Беркхальтер, чувствуя слабость, оборвал мысленный контакт с ней. С неожиданной ясностью он осознал, что не окончательной свободной жизни они хотят, а предметом их вожделения являются средства достижения цели. Они утратили образ свободного мира. Все, чего они хотят, это убийство.
"Глупец, глупец, глупец! – летели ему вслед мысли Барбары Пелл. – Подожди и увидишь! Подожди пока – один на два есть два, дважды два – четыре, трижды два…"
Беркхальтер мрачно подумал: "Они к чему-то готовятся". И осторожно послал мысль на разведку за внезапный искусственный барьер, которым она пыталась скрыть мысль, когда осознала свою неосторожность. Она злобно сопротивлялась прощупыванию. Он чувствовал только смутные кровавые видения, кипящие за барьером. Потом она беззвучно засмеялась и швырнула ему ясную ужасную мысль параноика, отвратительно отчетливую картину, которая разве что не плеснула ему в лицо льющей через край кровавостью.
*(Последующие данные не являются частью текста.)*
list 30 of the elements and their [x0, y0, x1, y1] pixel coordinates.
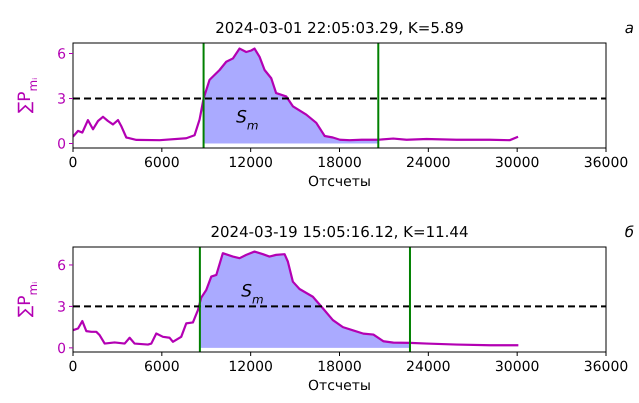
- annotation: S$_{m}$: [236, 108, 258, 132]
- x-tick-label: 36000: [584, 155, 628, 171]
- x-axis-title: Отсчеты: [308, 378, 371, 394]
- annotation: S$_{m}$: [241, 282, 264, 307]
- y-tick-label: 6: [57, 46, 66, 62]
- chart-title: 2024-03-19 15:05:16.12, K=11.44: [210, 223, 469, 241]
- x-tick-label: 18000: [317, 359, 362, 375]
- x-tick-label: 18000: [317, 155, 362, 171]
- line-series: [73, 250, 520, 346]
- x-tick-label: 24000: [406, 359, 451, 375]
- x-tick-label: 30000: [494, 359, 540, 375]
- y-tick-label: 0: [57, 340, 66, 357]
- x-axis-title: Отсчеты: [308, 174, 371, 190]
- x-tick-label: 36000: [584, 359, 628, 375]
- line-series: [73, 47, 520, 142]
- x-tick-label: 12000: [228, 359, 273, 375]
- y-tick-label: 3: [57, 92, 66, 108]
- x-tick-label: 30000: [494, 155, 540, 171]
- x-tick-label: 24000: [406, 155, 451, 171]
- x-tick-label: 0: [68, 155, 78, 171]
- y-tick-label: 3: [57, 299, 66, 316]
- x-tick-label: 0: [68, 359, 78, 375]
- text: а: [624, 19, 634, 37]
- y-tick-label: 6: [57, 258, 66, 274]
- x-tick-label: 12000: [228, 155, 273, 171]
- chart-title: 2024-03-01 22:05:03.29, K=5.89: [215, 19, 464, 37]
- x-tick-label: 6000: [144, 155, 180, 171]
- y-tick-label: 0: [57, 136, 66, 152]
- x-tick-label: 6000: [144, 359, 180, 375]
- text: б: [624, 223, 634, 241]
Чисто рефлекторно он стремительно отдернул свою мысль. Прикасаться к ее мыслям было столь же безопасно, что и к огню. Это был один из способов, которыми параноики могли при необходимости отогнать назойливую мысль обыкновенного Болди. И конечно же обычно ни один Болди не помышлял о прощупывании чужого сознания без приглашения. Беркхальтер содрогнулся.
Определенно, они к чему-то готовились. Он должен передать этот эпизод тем, чьим делом было знать все о параноиках. В любом случае мозг Барбары Пелл вряд ли дал бы много информации о секретных планах. Она была исполнителем, а не идеологом. Он отозвал от нее свои мысли, привередливо отряхивая грязь подобно тому, как кот отряхивает с лап воду.
Он поднимался по крутому склону, ведшему из Секвойи к его дому, намеренно отрывая мысль от всего, что оставалось позади. Пятнадцатиминутная прогулка привела его к простому дому из бревен и пластика, выстроенному у самого Западного Канадского Леса. Это и было его консульство, и только будка братьев Сэлфридж стояла дальше в лесистой пустыне, тянувшейся на север до моря Бофорта, сливающегося с Северным Ледовитым океаном.
Мигающий красный огонек рядом с его столом сообщал ему, что на терминале пневмопочты, вытянувшейся на шесть миль вглубь леса, для него есть послание. Он внимательно прочитал его. Скоро должна прибыть делегация представителей трех групп племен кочевников. Ладно…
Он проверил запасы, осмотрел главный склад и сел за стол в ожидании. Скоро к нему должен был присоединиться Хит. А пока он, закрыл глаза и сосредоточился на свежем запахе ели, вливавшемся через открытые окна. Но свежий чистый аромат был загрязнен отравлявшими воздух бродячими потоками мыслей.
Беркхальтер вздрогнул.
Секвойя лежала у границы бывшей Канады – ныне необъятной пустыни, в основном, покрытой лесами. Ее промышленность занималась переработкой побочных продуктов целлюлозного производства, и здесь же находился огромный психиатрический госпиталь, что объяснялось присутствием в городе большого количества Болди. С другой стороны Секвойю выделяло из сотен тысяч других городов, усеивающих Америку, недавнее создание здесь дипломатического поста, консульства, который должен был стать средством официального контакта с кочующими племенами, которые отходили в леса по мере расширения цивилизации. Это был город в долине, ограниченной крутыми склонами с бескрайними хвойными лесами и белыми водопадами, несущимися со снежных вершин. Чуть западнее пролива Джорджии и острова Ванкувер раскинулся Тихий океан. Но шоссейных дорог было очень мало; транспорт был воздушным. И связь в основном осуществлялась по телерадио.
Четыре сотни человек, или около того, жили в Секвойе, тесном, маленьком, полунезависимом поселении, обменивающем свою особую продукцию на креветок и помпано из Лафитта; книги из Модока; кинжалы из бериллиевой стали и мотоплуги из Америкэн Гана; одежду из Демпси и Ги Ай. Бостонские текстильные фабрики исчезли вместе с Бостоном; эта дымящаяся серая пустошь не изменилась со дня Взрыва. Но в Америке как и прежде хватало пространства, как бы ни разрасталось население; война сильно проредило его. С развитием техники совершенствовались использование засушливых и неудобренных почв, и твердые зерна растения кудзу открыли новые пути для земледелия. Но сельское хозяйство было далеко не единственным производством. Никогда не расширяясь до солидных размеров, города специализировались и разбрасывали споры, выраставшие в новые поселения – или, иначе, разрастались подобно побегам малины, что пускали корни там, где они коснулись земли.